To set yourself up for success – and avoid any headaches – here’s a look at the 4 biggest mistakes made in estate planning and how to circumvent them.
1. Choosing The Wrong Executor
Most people will look to make their loved ones executor of their estate. It seems to be the most obvious solution. After all, why wouldn’t you choose the person closest to you to handle your estate? However, this may not always be the best solution when it comes to protecting your best interests.
The purpose of naming an executor is to ensure that your wishes get carried out upon your passing. This is pivotal for protecting your assets from sustaining unwanted losses, distributing among beneficiaries, or being subjected to avoidable taxes.

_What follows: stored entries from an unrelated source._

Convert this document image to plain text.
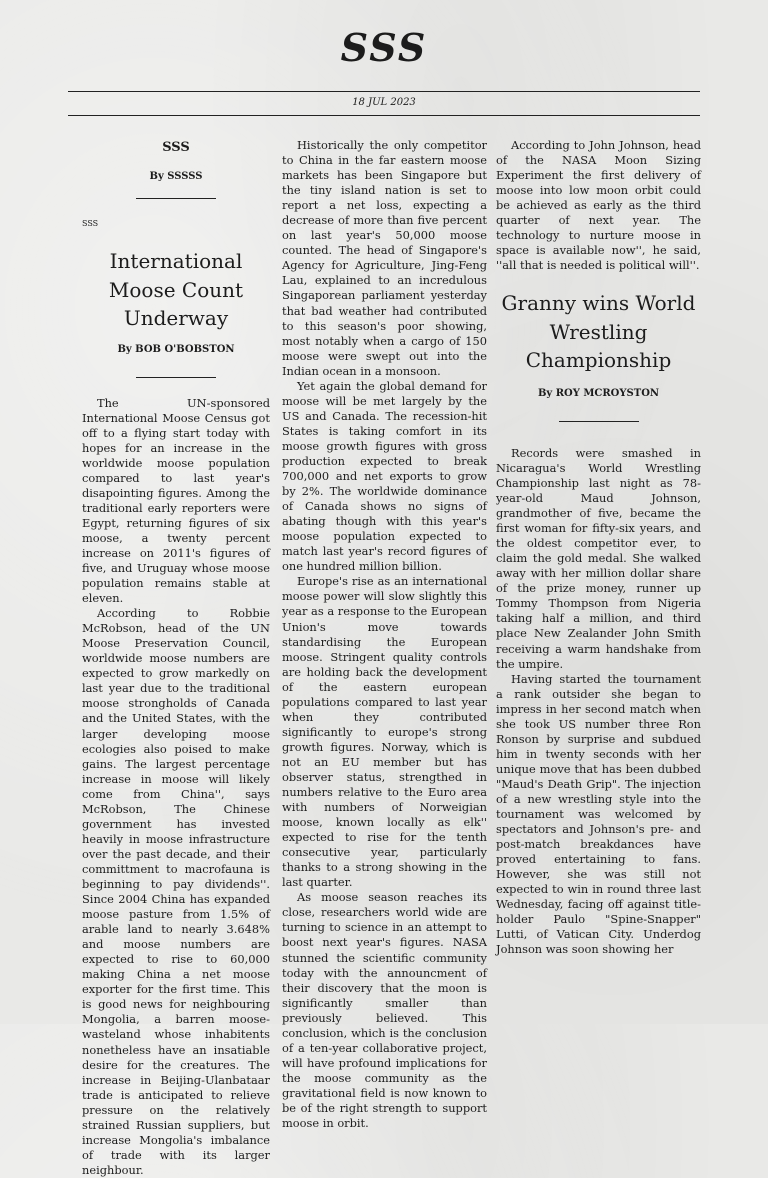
SSS
18 JUL 2023
SSS
By SSSSS
SSS
International Moose Count Underway
By BOB O'BOBSTON

The UN-sponsored International Moose Census got off to a flying start today with hopes for an increase in the worldwide moose population compared to last year's disapointing figures. Among the traditional early reporters were Egypt, returning figures of six moose, a twenty percent increase on 2011's figures of five, and Uruguay whose moose population remains stable at eleven.

According to Robbie McRobson, head of the UN Moose Preservation Council, worldwide moose numbers are expected to grow markedly on last year due to the traditional moose strongholds of Canada and the United States, with the larger developing moose ecologies also poised to make gains. The largest percentage increase in moose will likely come from China'', says McRobson, The Chinese government has invested heavily in moose infrastructure over the past decade, and their committment to macrofauna is beginning to pay dividends''. Since 2004 China has expanded moose pasture from 1.5% of arable land to nearly 3.648% and moose numbers are expected to rise to 60,000 making China a net moose exporter for the first time. This is good news for neighbouring Mongolia, a barren moose-wasteland whose inhabitents nonetheless have an insatiable desire for the creatures. The increase in Beijing-Ulanbataar trade is anticipated to relieve pressure on the relatively strained Russian suppliers, but increase Mongolia's imbalance of trade with its larger neighbour.

Historically the only competitor to China in the far eastern moose markets has been Singapore but the tiny island nation is set to report a net loss, expecting a decrease of more than five percent on last year's 50,000 moose counted. The head of Singapore's Agency for Agriculture, Jing-Feng Lau, explained to an incredulous Singaporean parliament yesterday that bad weather had contributed to this season's poor showing, most notably when a cargo of 150 moose were swept out into the Indian ocean in a monsoon.

Yet again the global demand for moose will be met largely by the US and Canada. The recession-hit States is taking comfort in its moose growth figures with gross production expected to break 700,000 and net exports to grow by 2%. The worldwide dominance of Canada shows no signs of abating though with this year's moose population expected to match last year's record figures of one hundred million billion.

Europe's rise as an international moose power will slow slightly this year as a response to the European Union's move towards standardising the European moose. Stringent quality controls are holding back the development of the eastern european populations compared to last year when they contributed significantly to europe's strong growth figures. Norway, which is not an EU member but has observer status, strengthed in numbers relative to the Euro area with numbers of Norweigian moose, known locally as elk'' expected to rise for the tenth consecutive year, particularly thanks to a strong showing in the last quarter.

As moose season reaches its close, researchers world wide are turning to science in an attempt to boost next year's figures. NASA stunned the scientific community today with the announcment of their discovery that the moon is significantly smaller than previously believed. This conclusion, which is the conclusion of a ten-year collaborative project, will have profound implications for the moose community as the gravitational field is now known to be of the right strength to support moose in orbit.

According to John Johnson, head of the NASA Moon Sizing Experiment the first delivery of moose into low moon orbit could be achieved as early as the third quarter of next year. The technology to nurture moose in space is available now'', he said, ''all that is needed is political will''.

Granny wins World Wrestling Championship
By ROY MCROYSTON

Records were smashed in Nicaragua's World Wrestling Championship last night as 78-year-old Maud Johnson, grandmother of five, became the first woman for fifty-six years, and the oldest competitor ever, to claim the gold medal. She walked away with her million dollar share of the prize money, runner up Tommy Thompson from Nigeria taking half a million, and third place New Zealander John Smith receiving a warm handshake from the umpire.

Having started the tournament a rank outsider she began to impress in her second match when she took US number three Ron Ronson by surprise and subdued him in twenty seconds with her unique move that has been dubbed "Maud's Death Grip". The injection of a new wrestling style into the tournament was welcomed by spectators and Johnson's pre- and post-match breakdances have proved entertaining to fans. However, she was still not expected to win in round three last Wednesday, facing off against title-holder Paulo "Spine-Snapper" Lutti, of Vatican City. Underdog Johnson was soon showing her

By partnering with a qualified estate planning lawyer, you’ll have someone by your side to guide you through the process and vet potential executors to ensure they’re equipped for the role. It’s not uncommon for a lawyer to suggest picking a third party executor. By doing so, all your wishes will be carried out as desired while ensuring other factors – such as emotion-related elements – don’t play a role in the equation.
Keep in mind that money can sometimes be a difficult, and even uncomfortable, topic of conversation, and choosing a third party may be a better decision than a loved one.
2. Failing to Properly Set up a Trust
Setting up a trust is an integral component of estate planning. When not established properly, it could wind up becoming a costly mistake. Let’s first comb over the purpose of a trust account to get a better understanding of how they function.
- A trust acts as protection of assets from creditors.
- Financial details, such as debts, assets, beneficiaries and more are kept private.
- A trust will distribute the estate properly during the specified timeframe.
People commonly forget to transition their assets into the appropriate trust. Assets include cash, stocks, mutual funds and even real estate. Clients can avoid long and tedious probate processes by properly moving their assets into a trust.
3. Having Children as Primary Beneficiaries
Designating children as beneficiaries may seem like an easy and obvious thing to do, but in reality, it actually complicates the estate planning process. This means that creditors will have access to any assets and savings that were allocated towards your kids. To avoid any unwanted messes, it’s recommended to not name children as beneficiaries as they may run into credit debt or financial problems as they grow up.
4. Excessive Gift-Giving
There are occasions where people opt to simply give away their assets without a second thought. Rather than navigating the estate planning process, they oftentimes believe it’s in their best interest to simply give all their assets away prior to passing.
Tax penalties are ever-changing regarding both gift giving and estate taxes. To help ensure your assets are not subject to excessive taxes, it’s important to consult with a financial advisor and estate planning attorney who have experience in determining the best ways to avoid large tax payouts and help keep inheritance in the hands of your family or beneficiaries.